April 13, 2009
Abe’s Honest Words: The Life of Abraham Lincoln is the second picture book by Doreen Rappaport that I have reviewed on this blog, the first being Martin’s Big Words. As good as that one was, I think the Lincoln biography is even better. This one, unlike the last one, is illustrated by Kadir Nelson. The pictures are beautifully realistic – large and filled with detail. Rappaport’s words are mixed with quotations from Lincoln. They’re easily distinguished from one another yet flow perfectly together.
This is a great biography. While reading it, I felt as if I were listening to a documentary and hearing the narrator speak, offering background, before Lincoln’s own voice came in. The book goes through a quick rundown of Lincoln’s life. Although it doesn’t go into many real details, overall it is extremely well done and should definitely be one of the frontrunners in the new batch of books on Lincoln to come out over the past year. The end of the book offers a timeline of important dates, as well as a suggested bibliography.
For more nonfiction books, check out Nonfiction Monday Round-Up at Abby (the) Librarian!
December 23, 2008
Two batwings up for Bats at the Library, written and illustrated by Brian Lies. It came out this year and has been on lots of best-books lists. The story, written with fun rhythm and rhyme, is super cute: Bats discover that a librarian has left a window open to the public library, and since they love to learn, they fly in to read books all night. The pictures are beautiful, and there’s lots of clever literary references, particularly when the bats get “lost” in the book during storytime.

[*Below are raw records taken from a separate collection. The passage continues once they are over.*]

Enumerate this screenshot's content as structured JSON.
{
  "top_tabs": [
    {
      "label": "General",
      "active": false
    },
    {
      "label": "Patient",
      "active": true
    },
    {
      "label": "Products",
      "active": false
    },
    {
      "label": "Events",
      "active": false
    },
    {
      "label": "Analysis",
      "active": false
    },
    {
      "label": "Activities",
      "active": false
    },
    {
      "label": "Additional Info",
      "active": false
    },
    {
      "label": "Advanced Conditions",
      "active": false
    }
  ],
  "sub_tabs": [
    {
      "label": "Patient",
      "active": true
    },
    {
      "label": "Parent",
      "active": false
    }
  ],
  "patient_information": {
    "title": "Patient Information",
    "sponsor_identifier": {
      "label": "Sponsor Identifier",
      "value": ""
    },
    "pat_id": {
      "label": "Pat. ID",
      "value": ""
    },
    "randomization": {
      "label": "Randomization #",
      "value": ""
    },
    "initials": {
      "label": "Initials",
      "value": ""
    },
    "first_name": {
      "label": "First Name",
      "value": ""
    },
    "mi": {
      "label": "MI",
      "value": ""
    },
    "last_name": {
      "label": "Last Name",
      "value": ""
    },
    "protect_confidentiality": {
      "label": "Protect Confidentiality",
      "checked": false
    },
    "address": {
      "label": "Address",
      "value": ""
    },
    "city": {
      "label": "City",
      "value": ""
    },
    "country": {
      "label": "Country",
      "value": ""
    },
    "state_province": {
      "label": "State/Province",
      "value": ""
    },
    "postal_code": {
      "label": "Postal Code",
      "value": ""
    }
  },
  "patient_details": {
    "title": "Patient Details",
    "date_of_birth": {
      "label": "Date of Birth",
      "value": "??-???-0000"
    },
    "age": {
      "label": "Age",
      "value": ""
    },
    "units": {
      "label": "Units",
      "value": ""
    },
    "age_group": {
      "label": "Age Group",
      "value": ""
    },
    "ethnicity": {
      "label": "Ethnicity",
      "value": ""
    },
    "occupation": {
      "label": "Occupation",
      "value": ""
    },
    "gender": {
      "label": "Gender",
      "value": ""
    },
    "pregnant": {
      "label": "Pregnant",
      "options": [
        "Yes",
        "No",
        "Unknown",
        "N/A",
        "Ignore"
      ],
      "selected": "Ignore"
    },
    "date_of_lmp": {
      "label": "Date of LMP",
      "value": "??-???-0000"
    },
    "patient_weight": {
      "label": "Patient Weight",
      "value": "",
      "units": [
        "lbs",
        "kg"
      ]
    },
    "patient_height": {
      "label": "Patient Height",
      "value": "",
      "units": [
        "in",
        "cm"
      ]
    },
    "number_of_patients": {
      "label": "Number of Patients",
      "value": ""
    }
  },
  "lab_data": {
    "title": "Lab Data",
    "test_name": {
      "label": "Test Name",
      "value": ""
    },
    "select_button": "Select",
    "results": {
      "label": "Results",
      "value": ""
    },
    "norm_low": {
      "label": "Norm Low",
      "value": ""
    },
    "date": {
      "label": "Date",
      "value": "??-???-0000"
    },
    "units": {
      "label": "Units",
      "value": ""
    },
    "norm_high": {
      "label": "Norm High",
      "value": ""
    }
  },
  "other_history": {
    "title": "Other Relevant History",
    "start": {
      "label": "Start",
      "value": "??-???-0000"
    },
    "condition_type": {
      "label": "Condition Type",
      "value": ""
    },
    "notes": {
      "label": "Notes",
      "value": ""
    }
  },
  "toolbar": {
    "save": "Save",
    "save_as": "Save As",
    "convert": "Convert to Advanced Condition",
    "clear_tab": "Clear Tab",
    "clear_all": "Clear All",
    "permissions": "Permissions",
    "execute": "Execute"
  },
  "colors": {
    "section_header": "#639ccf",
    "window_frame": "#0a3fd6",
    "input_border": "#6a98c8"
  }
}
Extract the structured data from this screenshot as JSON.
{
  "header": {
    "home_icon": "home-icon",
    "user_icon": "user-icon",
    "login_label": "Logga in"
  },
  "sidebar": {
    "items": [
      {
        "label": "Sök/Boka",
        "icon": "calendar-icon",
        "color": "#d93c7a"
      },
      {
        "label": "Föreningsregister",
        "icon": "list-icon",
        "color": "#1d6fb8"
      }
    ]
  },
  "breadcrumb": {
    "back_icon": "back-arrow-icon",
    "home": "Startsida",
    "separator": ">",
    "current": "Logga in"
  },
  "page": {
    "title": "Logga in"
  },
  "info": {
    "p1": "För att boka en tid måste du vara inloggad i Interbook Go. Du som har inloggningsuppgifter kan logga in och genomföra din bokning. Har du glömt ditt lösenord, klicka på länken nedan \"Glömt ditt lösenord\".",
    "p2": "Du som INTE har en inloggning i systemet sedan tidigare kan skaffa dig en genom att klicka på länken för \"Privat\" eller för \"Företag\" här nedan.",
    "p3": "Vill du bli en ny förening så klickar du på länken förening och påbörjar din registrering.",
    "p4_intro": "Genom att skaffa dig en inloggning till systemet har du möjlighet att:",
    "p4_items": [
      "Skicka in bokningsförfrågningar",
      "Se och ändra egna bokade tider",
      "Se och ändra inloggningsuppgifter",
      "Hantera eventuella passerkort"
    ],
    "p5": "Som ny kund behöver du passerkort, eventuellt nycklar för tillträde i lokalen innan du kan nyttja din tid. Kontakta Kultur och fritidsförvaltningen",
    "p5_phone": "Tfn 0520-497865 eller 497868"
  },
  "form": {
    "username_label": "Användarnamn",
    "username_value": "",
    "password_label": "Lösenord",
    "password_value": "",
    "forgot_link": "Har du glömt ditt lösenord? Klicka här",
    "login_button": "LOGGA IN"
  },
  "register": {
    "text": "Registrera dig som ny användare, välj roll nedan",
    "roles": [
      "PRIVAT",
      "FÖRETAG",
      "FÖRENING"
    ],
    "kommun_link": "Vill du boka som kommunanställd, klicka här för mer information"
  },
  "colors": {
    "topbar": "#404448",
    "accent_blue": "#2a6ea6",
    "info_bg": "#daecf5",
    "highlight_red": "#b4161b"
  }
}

Brian Lies has several other books out, including another featuring the friendly bats – Bats at the Beach. I will definitely be checking that one out soon!
March 23, 2008
William Low’s Old Penn Station is beautifully illustrated. The story presents the history of the station as if it were telling the life of a living, breathing person. The realistic, detailed paintings further bring the station to life. Old Penn Station romanticizes the older way of life, when trains were the primary means of transportation and grand stations were filled with travelers. It’s hard to miss the message of losing the past and “you don’t know what you’ve got ’til it’s gone.” The book feels more like a coffee-table book than a children’s book, but older kids who enjoy trains, art, or history might appreciate it.
March 5, 2008
Of the 25 children’s books I read for Resources for Children this week, The Arrival by Shaun Tan was my favorite. As soon as I figure out where Barnes and Noble shelves it, I’ll own a copy. The Arrival is a wordless graphic novel; the story of a father and husband traveling to a foreign place to make a better life for his family is told through beautiful sepia pencil drawings. Tan alternates between large drawings and series of smaller “film strip”-like images to capture the feeling of alienation, confusion, and longing.
Although The Arrival is essentially a picture book, the concept and subtle detail of the drawings may be best for slightly older ages. Since its publication in 2007, it has already received numerous honors, including New York Times Best Illustrated Book of 2007, Horn Book Fanfare Book of 2007, and ALA’s Notable Children’s Book of 2008.